The elements needed to make stars, planets and people were evenly distributed across millions of light-years early in cosmic history, more than 10 billion years ago, researchers said.
The Virgo cluster, located about 54 million light-years away, is the nearest galaxy cluster and the second brightest in X-rays.
The cluster is home to more than 2,000 galaxies, and the space between them is filled with a diffuse gas so hot it glows in X-rays.
Different classes of supernovae produce different chemical compositions. Core-collapse supernovae mostly scatter elements ranging from oxygen to silicon, while white dwarf explosions release predominantly heavier elements, such as iron and nickel.
Once the chemical elements made by supernovae are scattered and mixed into interstellar space, they become incorporated into later generations of stars.
In an earlier study led by Norbert Werner, from the Kavli Institute for Particle Astrophysics and Cosmology (KIPAC) at Stanford University, Suzaku data showed that iron was distributed uniformly throughout the Perseus Galaxy Cluster, but information about lighter elements mainly produced by core-collapse supernovae was unavailable.

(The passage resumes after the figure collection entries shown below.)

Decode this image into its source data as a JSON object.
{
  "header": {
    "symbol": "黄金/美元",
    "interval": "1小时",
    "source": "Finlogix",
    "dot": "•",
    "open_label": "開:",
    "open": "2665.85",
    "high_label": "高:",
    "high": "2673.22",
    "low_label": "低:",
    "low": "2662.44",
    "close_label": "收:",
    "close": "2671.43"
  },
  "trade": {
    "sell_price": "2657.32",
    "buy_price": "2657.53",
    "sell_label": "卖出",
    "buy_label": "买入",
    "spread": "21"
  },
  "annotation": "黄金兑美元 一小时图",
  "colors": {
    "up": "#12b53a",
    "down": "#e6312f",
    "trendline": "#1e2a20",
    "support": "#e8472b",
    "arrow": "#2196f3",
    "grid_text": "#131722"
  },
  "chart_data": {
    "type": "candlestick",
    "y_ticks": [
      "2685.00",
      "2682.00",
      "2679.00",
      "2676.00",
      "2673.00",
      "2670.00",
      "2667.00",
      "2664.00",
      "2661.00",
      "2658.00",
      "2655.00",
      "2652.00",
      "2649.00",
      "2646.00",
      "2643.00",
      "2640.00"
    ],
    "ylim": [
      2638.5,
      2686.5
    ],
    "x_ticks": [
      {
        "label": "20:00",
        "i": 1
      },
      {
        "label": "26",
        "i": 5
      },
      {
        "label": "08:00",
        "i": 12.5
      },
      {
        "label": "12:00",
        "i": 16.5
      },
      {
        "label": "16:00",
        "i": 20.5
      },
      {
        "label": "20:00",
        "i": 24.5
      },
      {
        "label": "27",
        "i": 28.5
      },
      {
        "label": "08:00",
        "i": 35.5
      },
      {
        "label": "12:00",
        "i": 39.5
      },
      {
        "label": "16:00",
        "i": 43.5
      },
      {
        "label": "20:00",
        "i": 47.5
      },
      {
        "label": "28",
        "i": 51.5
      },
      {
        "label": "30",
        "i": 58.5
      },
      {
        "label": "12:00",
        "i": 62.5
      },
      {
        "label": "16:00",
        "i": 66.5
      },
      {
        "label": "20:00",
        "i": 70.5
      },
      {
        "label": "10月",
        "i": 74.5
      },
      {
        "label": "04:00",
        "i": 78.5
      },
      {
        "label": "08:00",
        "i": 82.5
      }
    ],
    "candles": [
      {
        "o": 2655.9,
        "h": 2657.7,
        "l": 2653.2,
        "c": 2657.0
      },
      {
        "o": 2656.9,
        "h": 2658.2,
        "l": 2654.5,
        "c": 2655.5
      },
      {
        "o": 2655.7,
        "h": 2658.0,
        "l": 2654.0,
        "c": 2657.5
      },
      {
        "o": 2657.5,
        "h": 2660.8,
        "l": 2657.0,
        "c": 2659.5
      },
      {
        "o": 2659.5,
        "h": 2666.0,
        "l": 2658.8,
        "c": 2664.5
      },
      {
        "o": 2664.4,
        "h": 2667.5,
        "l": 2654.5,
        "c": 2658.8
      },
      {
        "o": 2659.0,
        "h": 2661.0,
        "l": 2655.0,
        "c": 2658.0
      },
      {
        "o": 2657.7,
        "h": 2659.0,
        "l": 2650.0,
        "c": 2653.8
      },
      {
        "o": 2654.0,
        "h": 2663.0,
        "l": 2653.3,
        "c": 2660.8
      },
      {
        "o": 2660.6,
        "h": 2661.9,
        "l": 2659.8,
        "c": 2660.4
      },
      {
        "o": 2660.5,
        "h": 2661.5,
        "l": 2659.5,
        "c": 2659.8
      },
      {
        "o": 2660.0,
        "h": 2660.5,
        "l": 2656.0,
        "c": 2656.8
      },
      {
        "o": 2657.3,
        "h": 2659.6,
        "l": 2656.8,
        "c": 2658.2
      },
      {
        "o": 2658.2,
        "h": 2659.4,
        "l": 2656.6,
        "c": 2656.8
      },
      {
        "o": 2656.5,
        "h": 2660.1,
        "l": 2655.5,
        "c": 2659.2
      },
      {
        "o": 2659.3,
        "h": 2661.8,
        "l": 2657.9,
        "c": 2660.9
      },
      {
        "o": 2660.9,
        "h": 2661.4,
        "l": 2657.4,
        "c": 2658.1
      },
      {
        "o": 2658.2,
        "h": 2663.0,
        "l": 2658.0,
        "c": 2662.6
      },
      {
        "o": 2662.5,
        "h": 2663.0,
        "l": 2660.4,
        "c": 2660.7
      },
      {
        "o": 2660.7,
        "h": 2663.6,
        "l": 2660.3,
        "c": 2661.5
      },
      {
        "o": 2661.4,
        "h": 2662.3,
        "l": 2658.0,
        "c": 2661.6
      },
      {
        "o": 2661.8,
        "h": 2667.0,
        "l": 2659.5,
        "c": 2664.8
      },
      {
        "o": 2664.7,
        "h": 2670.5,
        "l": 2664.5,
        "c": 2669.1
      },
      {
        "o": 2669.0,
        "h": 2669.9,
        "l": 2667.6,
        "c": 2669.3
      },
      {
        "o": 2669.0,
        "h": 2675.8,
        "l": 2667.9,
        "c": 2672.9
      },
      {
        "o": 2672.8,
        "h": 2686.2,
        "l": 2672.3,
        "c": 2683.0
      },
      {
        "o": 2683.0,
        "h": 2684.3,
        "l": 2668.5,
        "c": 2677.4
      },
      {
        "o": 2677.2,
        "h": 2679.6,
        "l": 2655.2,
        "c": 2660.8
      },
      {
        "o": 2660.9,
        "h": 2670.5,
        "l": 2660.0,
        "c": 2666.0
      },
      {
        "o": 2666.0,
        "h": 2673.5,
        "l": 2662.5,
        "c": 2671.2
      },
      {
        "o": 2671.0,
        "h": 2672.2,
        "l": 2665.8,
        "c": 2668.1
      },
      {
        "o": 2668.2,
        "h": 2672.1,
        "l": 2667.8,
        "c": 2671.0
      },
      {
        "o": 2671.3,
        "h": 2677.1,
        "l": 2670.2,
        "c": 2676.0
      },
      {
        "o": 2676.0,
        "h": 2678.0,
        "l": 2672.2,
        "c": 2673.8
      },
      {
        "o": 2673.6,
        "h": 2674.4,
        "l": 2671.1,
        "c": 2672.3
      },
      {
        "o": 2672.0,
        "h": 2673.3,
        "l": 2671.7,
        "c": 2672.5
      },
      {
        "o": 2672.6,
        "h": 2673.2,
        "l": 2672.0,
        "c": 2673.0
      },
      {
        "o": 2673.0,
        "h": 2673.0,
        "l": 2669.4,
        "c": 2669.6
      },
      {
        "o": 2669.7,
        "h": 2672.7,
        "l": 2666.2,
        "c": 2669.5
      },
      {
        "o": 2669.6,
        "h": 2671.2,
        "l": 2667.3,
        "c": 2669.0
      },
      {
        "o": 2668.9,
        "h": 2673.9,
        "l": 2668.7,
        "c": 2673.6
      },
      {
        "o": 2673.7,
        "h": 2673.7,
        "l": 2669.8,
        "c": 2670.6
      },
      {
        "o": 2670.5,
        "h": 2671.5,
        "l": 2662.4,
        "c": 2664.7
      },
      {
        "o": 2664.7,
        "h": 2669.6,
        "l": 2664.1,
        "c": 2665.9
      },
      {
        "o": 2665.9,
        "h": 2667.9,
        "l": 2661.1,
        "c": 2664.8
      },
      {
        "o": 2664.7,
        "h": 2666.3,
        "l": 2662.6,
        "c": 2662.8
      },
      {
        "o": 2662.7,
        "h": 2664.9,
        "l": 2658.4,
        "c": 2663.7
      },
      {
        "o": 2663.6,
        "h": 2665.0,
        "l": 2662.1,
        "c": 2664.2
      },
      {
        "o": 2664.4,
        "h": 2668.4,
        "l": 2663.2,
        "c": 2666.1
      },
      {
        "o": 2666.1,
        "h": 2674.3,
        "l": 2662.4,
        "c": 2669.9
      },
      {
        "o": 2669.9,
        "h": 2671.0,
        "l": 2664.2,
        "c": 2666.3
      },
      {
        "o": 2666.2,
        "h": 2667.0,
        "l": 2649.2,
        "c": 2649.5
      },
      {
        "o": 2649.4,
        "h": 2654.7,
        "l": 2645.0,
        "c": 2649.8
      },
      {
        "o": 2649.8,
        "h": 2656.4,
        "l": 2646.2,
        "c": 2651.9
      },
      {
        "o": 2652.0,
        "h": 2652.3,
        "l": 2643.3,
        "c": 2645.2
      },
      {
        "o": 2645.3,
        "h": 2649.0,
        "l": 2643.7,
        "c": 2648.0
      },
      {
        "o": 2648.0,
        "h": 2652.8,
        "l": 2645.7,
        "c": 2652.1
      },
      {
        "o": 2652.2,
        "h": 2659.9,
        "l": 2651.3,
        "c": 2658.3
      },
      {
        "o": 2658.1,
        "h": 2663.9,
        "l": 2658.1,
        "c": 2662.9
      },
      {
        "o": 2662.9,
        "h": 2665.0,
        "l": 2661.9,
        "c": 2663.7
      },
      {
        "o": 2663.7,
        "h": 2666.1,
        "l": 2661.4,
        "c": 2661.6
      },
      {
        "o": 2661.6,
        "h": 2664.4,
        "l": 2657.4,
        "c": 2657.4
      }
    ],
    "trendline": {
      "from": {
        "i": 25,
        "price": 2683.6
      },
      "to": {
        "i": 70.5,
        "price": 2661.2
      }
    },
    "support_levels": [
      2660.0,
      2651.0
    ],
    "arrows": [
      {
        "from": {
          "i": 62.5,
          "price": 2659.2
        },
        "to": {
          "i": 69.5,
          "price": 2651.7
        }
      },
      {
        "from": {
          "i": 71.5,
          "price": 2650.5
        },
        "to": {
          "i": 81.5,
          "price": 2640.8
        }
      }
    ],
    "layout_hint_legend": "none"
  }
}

Simionescu and her colleagues showed they detect iron, magnesium, silicon and sulphur all the way across a galaxy cluster for the first time.
The elemental ratios are constant throughout the entire volume of the cluster and roughly consistent with the composition of the Sun and most of the stars in our own galaxy, researchers said.
The study shows that the chemical elements in the cosmos are well mixed, showing little variation on the largest scales.
The same ratio of supernova types - the same recipe - thought to be responsible for the solar system's makeup was at work throughout the universe.
The findings appear in The Astrophysical Journal Letters.